= Tumi Makgabo =

South African television presenter

Tumi Makgabo (born c. 1974/75) is a South African television presenter. From 2000 to 2005 she was a current affairs presenter at Cable News Network (CNN) International and anchor of its Inside Africa programme interviewing among others Thabo Mbeki, George W. Bush, Shimon Peres and Oprah Winfrey. She was based at the headquarters in Atlanta. Before that, she had worked for SABC.

After CNN she returned to her home country to help prepare for the upcoming soccer world cup. From 2006 to 2008, she was head of communications and international relations at the 2010 LOC ( Local Organising Committee) but abruptly quit on February 8 without giving reasons.

==Career==
Tumi Makgabo has been a broadcaster for more than a decade both in South Africa and as anchor and co-producer of 'Inside Africa' at the global news network CNN International's headquarters in Atlanta, US. In 2006, she established her production company, 'Tumi & Co.', which produced ‘Talk with Tumi Makgabo’ for M-Net and continues to produce long-form and documentary content for broadcast and in-house use. Her company also runs media skills development programmes for corporates as well as individuals.
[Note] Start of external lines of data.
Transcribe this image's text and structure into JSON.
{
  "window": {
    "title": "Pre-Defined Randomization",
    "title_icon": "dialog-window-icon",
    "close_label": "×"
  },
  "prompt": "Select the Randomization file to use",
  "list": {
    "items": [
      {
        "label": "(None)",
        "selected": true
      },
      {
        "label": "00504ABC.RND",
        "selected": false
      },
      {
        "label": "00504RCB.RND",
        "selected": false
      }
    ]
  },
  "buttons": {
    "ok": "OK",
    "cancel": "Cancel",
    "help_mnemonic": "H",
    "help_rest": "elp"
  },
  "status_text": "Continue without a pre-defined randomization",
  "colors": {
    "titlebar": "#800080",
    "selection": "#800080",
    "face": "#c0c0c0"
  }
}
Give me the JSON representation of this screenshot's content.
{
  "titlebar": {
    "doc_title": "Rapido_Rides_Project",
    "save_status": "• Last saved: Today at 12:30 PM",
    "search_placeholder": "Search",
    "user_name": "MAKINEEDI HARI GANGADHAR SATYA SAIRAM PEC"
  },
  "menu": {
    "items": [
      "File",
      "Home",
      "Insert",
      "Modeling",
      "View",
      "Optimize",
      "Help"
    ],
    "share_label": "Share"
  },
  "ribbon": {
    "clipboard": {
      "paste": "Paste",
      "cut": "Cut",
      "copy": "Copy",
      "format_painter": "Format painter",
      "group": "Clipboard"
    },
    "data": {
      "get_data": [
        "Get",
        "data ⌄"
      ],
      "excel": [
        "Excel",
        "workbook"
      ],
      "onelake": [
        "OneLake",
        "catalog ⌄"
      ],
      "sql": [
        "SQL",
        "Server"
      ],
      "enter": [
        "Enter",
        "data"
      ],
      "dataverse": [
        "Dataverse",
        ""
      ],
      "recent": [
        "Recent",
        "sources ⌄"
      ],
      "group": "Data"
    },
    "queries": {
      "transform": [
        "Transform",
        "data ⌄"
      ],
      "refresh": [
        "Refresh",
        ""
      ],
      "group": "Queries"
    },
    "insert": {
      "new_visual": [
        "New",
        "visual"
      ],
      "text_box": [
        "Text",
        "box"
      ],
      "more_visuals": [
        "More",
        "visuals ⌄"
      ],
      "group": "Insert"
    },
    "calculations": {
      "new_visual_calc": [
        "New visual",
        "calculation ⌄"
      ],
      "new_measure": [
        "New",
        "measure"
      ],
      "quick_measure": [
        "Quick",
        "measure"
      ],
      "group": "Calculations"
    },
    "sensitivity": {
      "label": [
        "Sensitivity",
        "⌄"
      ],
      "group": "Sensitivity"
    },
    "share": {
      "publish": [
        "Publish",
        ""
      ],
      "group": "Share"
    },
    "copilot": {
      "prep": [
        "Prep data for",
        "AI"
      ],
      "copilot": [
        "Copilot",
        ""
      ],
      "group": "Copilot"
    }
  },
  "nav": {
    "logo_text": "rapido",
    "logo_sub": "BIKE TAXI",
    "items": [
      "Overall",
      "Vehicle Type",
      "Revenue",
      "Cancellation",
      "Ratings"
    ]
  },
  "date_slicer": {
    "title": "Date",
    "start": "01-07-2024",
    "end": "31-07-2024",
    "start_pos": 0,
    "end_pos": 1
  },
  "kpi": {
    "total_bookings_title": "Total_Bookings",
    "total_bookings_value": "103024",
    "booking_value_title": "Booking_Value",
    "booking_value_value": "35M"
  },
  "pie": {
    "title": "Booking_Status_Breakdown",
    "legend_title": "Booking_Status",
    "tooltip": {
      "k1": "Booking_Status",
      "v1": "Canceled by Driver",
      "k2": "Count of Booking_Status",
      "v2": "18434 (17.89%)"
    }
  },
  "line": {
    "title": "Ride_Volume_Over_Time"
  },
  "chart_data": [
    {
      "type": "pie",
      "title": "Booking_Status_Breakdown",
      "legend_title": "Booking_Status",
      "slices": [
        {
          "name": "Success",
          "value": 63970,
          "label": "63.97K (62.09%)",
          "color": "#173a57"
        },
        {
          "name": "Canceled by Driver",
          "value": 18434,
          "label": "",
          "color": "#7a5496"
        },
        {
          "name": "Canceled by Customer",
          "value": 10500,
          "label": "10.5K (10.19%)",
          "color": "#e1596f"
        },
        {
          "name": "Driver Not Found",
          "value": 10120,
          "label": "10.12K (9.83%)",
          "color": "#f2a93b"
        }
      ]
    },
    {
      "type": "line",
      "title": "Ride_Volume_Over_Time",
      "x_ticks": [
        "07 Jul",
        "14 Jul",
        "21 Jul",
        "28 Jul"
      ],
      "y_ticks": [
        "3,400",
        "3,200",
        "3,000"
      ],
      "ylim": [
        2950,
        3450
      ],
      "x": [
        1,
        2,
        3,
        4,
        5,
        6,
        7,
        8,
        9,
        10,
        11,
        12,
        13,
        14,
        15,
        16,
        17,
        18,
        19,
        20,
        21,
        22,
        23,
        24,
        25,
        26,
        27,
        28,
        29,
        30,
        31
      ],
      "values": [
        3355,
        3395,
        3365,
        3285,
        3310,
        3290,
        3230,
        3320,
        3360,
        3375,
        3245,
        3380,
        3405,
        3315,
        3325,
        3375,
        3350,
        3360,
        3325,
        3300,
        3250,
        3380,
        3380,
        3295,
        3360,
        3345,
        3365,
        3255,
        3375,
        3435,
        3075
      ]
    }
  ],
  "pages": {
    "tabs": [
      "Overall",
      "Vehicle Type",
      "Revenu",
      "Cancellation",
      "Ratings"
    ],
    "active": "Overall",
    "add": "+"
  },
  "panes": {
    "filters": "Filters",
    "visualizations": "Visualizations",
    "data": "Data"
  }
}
Until early 2008, Makgabo was the International Affairs and Communications Manager and spokesperson for the 2010 FIFA World Cup Organising Committee South Africa and in the same year she was selected to join the World Economic Forum's Forum of Young Global Leaders.

Makgabo has also served as a speaker and commentator on broadcasting and media in Africa for global organisations including the United Nations Development Fund, the European Commission, The World Economic Forum, Kofi Annan's Association for a Green Revolution in Africa and the IUCN.

Makgabo holds several board positions including South African Tourism, Sun International and is a newly appointed member of the Global Agenda Council on the Gender Gap. In recognition of her work in broadcasting, Makgabo is a recipient of an Eagle Award, a Rapport City Press Prestige Award, a DuPont Award as well as the African People's Intercontinental Broadcaster of the Year Award amongst others.